On the South Pacific's one-a-day, island-hopping vaudeville circuit, Paar became the open enemy of all brass. Once, in New Caledonia, a show was delayed and 5,000 men were kept waiting by a Navy commodore, who finally arrived with a nurse on his arm. "We were going to have six lovely girls do the dance of the virgins," announced Paar. "But they broke their contracts by being with the commodore." The commodore threatened a courtmartial. "The Army got me out of it," claims Paar, "by promising to send me to Okinawa."

Deus ex Machina. His wartime success got Jack a job in Hollywood shortly after he came home. RKO and later 20th Century-Fox put him under contract but rarely got around to putting him in front of a camera (he did once play opposite an unheard-of starlet named Marilyn Monroe). In 1947 he was hired as the summer replacement on NBC-Radio's Jack Benny Show. His fresh, natural style was a success, and in the fall American Tobacco put the Jack Paar Show on the air on ABC. It lasted until Christmas Eve. In his radio days Paar squabbled with everyone, fired a whole set of writers, feuded with a Daily Variety columnist named Jack Hellman (Paar put a nameplate—"Hellman"—on a chimpanzee and paraded it through Hollywood).

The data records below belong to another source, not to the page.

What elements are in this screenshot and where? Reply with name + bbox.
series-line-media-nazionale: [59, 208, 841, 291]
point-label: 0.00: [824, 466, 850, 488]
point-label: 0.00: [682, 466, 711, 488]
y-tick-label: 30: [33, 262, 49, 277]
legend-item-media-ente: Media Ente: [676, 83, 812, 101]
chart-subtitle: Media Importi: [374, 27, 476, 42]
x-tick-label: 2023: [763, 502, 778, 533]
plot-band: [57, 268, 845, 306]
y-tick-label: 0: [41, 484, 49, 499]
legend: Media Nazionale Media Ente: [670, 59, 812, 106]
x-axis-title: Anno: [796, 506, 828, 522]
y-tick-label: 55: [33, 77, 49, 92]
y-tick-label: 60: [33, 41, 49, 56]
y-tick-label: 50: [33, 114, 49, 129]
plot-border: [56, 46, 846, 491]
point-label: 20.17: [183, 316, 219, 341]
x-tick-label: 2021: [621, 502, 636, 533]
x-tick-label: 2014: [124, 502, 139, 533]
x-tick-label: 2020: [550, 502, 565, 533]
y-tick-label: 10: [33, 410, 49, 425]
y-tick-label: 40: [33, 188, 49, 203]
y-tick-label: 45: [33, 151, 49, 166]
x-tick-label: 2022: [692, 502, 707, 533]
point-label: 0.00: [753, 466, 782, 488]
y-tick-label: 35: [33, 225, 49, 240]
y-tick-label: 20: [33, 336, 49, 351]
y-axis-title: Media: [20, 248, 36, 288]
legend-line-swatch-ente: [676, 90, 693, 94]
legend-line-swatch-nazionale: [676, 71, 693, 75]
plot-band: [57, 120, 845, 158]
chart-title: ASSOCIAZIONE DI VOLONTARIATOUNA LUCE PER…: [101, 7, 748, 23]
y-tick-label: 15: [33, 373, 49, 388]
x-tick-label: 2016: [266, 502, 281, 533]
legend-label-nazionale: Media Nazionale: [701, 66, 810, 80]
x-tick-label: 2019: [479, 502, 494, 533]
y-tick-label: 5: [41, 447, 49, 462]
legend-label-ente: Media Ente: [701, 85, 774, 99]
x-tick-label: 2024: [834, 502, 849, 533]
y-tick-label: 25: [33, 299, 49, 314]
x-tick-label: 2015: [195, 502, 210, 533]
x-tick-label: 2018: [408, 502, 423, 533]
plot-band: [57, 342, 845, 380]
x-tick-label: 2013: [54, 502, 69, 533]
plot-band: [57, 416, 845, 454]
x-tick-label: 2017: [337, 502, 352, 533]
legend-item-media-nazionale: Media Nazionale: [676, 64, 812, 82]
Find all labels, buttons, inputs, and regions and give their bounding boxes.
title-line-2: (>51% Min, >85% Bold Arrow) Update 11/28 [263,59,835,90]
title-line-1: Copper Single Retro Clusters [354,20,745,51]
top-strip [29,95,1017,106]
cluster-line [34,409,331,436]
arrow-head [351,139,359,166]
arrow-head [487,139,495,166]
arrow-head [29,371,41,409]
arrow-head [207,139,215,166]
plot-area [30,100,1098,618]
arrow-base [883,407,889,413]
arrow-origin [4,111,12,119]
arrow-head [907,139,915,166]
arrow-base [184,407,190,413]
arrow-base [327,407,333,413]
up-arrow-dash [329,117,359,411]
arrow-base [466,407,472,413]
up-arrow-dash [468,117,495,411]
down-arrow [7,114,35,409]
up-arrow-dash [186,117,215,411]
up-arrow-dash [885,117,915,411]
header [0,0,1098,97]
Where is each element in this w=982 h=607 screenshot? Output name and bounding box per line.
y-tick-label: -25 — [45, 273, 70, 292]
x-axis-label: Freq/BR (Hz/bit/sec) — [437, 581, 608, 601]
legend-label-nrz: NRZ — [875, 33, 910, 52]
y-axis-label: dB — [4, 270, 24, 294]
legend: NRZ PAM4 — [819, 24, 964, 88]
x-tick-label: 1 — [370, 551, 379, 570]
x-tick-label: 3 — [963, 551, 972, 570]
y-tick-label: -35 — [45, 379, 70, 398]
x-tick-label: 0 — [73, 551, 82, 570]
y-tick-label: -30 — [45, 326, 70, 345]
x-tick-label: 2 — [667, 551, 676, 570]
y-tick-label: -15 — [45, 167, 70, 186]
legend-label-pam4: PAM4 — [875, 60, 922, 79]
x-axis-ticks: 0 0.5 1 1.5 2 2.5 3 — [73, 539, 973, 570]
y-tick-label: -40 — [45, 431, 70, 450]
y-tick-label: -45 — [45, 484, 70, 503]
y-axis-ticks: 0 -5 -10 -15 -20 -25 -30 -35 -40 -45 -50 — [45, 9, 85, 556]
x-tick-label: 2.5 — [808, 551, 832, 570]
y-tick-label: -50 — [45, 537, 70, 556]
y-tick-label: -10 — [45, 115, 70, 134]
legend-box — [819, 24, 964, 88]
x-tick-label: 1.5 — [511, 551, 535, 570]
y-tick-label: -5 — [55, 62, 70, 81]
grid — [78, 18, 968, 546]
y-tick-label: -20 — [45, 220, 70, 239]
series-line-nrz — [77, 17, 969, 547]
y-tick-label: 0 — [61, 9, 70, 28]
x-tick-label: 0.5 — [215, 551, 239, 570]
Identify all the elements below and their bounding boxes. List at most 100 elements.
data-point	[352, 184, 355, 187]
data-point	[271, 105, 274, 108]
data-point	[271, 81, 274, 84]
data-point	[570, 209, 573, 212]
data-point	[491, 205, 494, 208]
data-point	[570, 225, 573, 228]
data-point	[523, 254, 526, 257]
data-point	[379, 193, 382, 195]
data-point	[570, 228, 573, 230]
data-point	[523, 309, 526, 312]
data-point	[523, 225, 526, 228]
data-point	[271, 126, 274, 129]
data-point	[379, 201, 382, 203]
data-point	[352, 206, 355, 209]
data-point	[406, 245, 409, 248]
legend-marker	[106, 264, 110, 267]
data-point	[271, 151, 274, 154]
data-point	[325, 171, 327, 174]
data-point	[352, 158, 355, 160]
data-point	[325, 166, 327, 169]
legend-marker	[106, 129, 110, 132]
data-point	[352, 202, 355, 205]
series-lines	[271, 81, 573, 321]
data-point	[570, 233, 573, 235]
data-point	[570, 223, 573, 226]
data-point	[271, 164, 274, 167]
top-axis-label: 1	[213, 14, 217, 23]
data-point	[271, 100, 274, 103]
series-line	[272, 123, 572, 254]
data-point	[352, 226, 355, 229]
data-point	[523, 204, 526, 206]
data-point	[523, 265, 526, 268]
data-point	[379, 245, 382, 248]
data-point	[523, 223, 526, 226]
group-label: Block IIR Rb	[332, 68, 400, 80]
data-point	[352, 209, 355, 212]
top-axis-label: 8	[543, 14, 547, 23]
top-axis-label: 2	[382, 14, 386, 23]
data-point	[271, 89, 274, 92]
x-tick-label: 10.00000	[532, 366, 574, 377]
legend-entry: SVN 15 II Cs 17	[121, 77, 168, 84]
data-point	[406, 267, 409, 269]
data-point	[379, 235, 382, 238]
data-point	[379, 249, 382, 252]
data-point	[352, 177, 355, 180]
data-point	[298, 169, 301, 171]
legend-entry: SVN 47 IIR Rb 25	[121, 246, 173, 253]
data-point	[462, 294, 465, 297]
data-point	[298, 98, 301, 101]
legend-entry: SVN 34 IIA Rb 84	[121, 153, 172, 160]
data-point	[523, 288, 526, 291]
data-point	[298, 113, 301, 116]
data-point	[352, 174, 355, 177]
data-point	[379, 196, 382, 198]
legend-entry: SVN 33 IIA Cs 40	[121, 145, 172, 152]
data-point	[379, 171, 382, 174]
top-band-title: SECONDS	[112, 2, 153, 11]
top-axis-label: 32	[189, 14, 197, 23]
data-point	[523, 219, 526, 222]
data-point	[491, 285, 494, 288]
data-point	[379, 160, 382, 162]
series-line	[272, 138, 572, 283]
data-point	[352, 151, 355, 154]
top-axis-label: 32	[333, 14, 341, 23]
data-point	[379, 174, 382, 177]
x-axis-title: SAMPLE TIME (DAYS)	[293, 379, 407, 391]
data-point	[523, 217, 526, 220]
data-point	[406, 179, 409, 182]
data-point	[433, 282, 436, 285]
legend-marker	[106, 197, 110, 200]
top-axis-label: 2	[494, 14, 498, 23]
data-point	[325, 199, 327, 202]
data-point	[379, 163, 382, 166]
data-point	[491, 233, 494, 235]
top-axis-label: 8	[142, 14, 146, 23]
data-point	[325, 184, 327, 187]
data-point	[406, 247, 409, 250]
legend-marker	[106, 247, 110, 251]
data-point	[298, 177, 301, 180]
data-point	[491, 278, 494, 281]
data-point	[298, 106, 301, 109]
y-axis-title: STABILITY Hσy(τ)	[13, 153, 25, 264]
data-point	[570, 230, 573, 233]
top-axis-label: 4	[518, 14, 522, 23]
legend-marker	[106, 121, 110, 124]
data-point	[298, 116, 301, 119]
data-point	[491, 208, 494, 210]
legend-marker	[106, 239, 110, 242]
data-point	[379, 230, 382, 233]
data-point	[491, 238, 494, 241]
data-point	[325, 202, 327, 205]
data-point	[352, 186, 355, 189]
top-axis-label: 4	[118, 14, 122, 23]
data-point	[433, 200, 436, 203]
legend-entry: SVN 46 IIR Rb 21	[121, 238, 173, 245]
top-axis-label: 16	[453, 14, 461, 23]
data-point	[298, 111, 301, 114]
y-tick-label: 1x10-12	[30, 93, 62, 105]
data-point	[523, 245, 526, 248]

But on the ABC show, says Jack, "a fellow named Ernie Walker ruined me. He sold the network a bill of goods that he had a machine to analyze comedians." Walker's machine reported that Jack got laughs all right but that he had no character, like Benny's "cheapness," Gracie Allen's "dumbness." "There is nothing to tune back to each week," reported Walker, and the Paar option was dropped. Today, says Jack, he is just as glad that he did not play along with the phony character bit: "I have no character except what I am—complicated, sentimental, lovable, honest, loyal, decent, generous, likable and lonely."